Well what I do see from your prior log that you had it running on the nvidia at least once, but other cases you had it running on the intel. Maybe the game is sometimes running on the intel as well, I've heard reports of that happening as well. Argh I can't stand laptops sometimes. Or maybe the problem could be that it's one of those optimus' or something. I'd probably have to be on the actual computer to know for sure, but I'm pretty sure that yea, the only way you can set up those god forsaken things to capture properly is by using the control panel and by setting your video adapter in OBS' settings to the very top one in the list.

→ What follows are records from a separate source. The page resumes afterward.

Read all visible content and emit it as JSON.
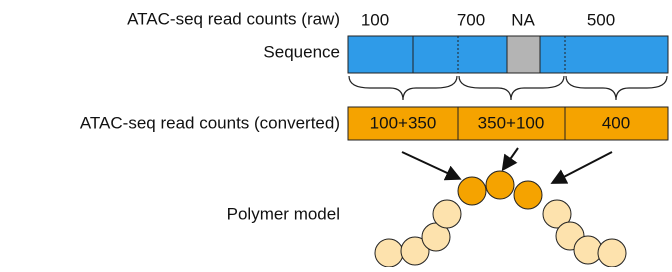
{
  "labels": {
    "raw": "ATAC-seq read counts (raw)",
    "sequence": "Sequence",
    "converted": "ATAC-seq read counts (converted)",
    "polymer": "Polymer model"
  },
  "raw_counts": [
    "100",
    "700",
    "NA",
    "500"
  ],
  "converted_counts": [
    "100+350",
    "350+100",
    "400"
  ]
}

Other than that, if you still have problems and don't really want to bother with it, the only other way is running the game in borderless/windows and using window capture with compatibility mode checked. It will force a cross-adapter capture.
I know these laptops can work with the proper capture though, and I know it seems like a pain that you have to deal with this, but the fact is that the most efficient type of capture is when OBS and the game are successfully running on the same graphics adapter -- It will incur the least system resources and the least system bus transfer doing so. I wish there were an easy way to just auto-detect everything to do this but there doesn't seem to be a way to do that programmatically, otherwise I'd do it so users such as yourself didn't have to jump through any of these annoying hoops.
Laptop manufacturers designed laptops this way for power saving, there's little I can do about it unfortunately.